Outra doutrina que Anscombe atacou no campo da filosofia da prática era a “doutrina do duplo efeito”, que era uma implicação da teoria moral do consequencialismo. Ela dita que apenas as consequências previstas pelo agente poderiam lhe ser imputadas para fins de responsabilidade e descrição de uma ação. Para Anscombe, essa doutrina seria absurda: ninguém pode empurrar alguém de um penhasco sem a intenção de matar a pessoa apenas porque “o pensamento não lhe ocorreu.” No ato de homicídio, Anscombe defendia que se incluísse na esfera de aplicação do conceito todo caso de morte causada a inocentes sob circunstâncias que poderiam ser previstas por um agente racional naquelas condições[xi], o que lembra o nosso instituto de direito penal do dolo eventual.

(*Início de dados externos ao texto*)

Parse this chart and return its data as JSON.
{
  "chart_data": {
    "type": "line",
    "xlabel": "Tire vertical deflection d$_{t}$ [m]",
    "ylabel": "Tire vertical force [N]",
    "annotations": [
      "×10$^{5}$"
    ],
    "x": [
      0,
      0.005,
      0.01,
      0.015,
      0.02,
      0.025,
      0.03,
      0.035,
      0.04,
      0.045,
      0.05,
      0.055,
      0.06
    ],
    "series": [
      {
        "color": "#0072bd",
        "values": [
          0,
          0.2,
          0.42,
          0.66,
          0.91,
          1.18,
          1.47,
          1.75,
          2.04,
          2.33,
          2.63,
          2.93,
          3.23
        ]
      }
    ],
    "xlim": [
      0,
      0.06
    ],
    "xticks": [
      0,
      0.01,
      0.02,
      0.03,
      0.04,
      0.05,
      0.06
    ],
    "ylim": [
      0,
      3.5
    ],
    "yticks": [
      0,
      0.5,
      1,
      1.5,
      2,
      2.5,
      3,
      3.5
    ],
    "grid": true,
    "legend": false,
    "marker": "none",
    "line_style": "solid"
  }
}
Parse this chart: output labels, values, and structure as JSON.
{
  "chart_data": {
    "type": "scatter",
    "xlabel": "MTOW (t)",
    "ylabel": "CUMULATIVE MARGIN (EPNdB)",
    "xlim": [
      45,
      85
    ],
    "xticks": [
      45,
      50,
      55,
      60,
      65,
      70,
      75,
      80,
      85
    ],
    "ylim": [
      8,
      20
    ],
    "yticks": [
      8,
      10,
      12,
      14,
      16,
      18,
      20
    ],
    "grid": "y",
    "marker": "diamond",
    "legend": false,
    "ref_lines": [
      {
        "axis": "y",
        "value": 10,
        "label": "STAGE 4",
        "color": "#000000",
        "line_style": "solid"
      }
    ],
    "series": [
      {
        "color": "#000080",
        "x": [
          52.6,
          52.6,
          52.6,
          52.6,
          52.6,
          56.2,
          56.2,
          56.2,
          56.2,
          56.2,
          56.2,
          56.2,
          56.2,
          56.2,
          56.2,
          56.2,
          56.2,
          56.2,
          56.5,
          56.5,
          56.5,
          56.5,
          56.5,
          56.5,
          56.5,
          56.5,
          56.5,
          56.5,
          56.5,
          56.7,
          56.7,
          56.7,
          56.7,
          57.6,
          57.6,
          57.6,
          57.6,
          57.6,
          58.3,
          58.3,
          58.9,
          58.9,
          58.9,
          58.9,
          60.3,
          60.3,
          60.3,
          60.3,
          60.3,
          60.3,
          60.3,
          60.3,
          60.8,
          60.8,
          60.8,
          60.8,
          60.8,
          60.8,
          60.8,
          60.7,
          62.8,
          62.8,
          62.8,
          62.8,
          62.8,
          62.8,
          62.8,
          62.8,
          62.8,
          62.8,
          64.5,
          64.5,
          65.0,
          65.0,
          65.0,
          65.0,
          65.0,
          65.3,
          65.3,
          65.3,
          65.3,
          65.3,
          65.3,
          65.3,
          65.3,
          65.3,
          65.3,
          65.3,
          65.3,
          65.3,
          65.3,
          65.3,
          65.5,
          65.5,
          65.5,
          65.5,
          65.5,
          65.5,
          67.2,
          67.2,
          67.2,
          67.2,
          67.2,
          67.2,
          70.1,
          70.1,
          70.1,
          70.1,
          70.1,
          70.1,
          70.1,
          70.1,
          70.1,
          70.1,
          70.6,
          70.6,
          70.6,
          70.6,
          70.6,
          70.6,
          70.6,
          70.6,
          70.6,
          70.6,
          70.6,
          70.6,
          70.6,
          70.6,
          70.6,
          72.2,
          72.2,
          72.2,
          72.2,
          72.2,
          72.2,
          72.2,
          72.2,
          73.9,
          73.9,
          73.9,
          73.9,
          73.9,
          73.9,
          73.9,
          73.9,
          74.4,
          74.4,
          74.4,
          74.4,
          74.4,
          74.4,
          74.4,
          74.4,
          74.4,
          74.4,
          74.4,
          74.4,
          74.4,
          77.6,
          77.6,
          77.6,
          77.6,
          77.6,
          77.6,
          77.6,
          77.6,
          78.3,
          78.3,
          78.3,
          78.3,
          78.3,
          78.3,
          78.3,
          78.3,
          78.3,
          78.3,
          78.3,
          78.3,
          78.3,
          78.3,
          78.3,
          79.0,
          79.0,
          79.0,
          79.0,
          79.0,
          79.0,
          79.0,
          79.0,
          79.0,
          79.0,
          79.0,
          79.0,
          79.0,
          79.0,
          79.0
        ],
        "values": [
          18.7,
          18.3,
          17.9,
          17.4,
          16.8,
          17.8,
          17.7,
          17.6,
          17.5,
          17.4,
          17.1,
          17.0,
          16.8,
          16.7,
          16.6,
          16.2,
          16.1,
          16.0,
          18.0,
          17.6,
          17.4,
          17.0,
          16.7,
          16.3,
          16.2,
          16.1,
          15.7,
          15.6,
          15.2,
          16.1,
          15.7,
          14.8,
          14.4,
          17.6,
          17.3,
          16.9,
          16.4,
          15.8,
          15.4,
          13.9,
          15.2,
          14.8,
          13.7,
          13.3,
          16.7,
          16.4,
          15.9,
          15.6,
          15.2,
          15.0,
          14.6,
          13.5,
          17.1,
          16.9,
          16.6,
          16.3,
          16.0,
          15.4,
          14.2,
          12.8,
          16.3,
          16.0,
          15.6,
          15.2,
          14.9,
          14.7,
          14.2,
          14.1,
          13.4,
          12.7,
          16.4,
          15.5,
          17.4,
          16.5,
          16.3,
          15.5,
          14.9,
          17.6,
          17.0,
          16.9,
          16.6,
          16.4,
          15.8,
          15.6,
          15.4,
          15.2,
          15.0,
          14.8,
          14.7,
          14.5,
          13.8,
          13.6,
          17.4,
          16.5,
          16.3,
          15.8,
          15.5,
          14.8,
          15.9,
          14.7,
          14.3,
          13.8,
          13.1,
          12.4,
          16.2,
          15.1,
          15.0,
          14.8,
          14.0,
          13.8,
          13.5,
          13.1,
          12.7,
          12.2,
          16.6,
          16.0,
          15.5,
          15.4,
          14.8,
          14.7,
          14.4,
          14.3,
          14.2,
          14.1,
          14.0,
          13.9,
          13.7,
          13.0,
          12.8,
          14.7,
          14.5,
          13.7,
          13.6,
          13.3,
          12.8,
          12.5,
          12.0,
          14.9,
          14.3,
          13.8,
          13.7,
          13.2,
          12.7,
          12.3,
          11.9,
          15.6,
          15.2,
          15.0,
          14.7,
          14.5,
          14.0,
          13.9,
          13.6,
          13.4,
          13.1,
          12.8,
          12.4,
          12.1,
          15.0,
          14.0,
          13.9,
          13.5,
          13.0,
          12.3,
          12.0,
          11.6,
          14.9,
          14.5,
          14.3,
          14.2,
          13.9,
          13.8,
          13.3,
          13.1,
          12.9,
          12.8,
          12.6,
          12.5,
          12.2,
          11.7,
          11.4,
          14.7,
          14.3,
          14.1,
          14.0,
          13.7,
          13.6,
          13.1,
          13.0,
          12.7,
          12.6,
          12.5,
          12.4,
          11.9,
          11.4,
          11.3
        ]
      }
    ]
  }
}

Com base na rejeição dessas teses consideradas por Anscombe como “corruptoras”[xii], ela rechaçou completamente a ação dos Aliados de “obliterar cidades” inteiras para vencer a 2ª Guerra.[xiii] As pessoas cuja mera existência e atividade se dá no interior de um Estado considerado “não-inocente” em uma guerra não justifica a sua morte indiscriminada, mesmo se a guerra for justa. Essas pessoas são inocentes e seria assassinato matá-las, e não um exercício justo da guerra.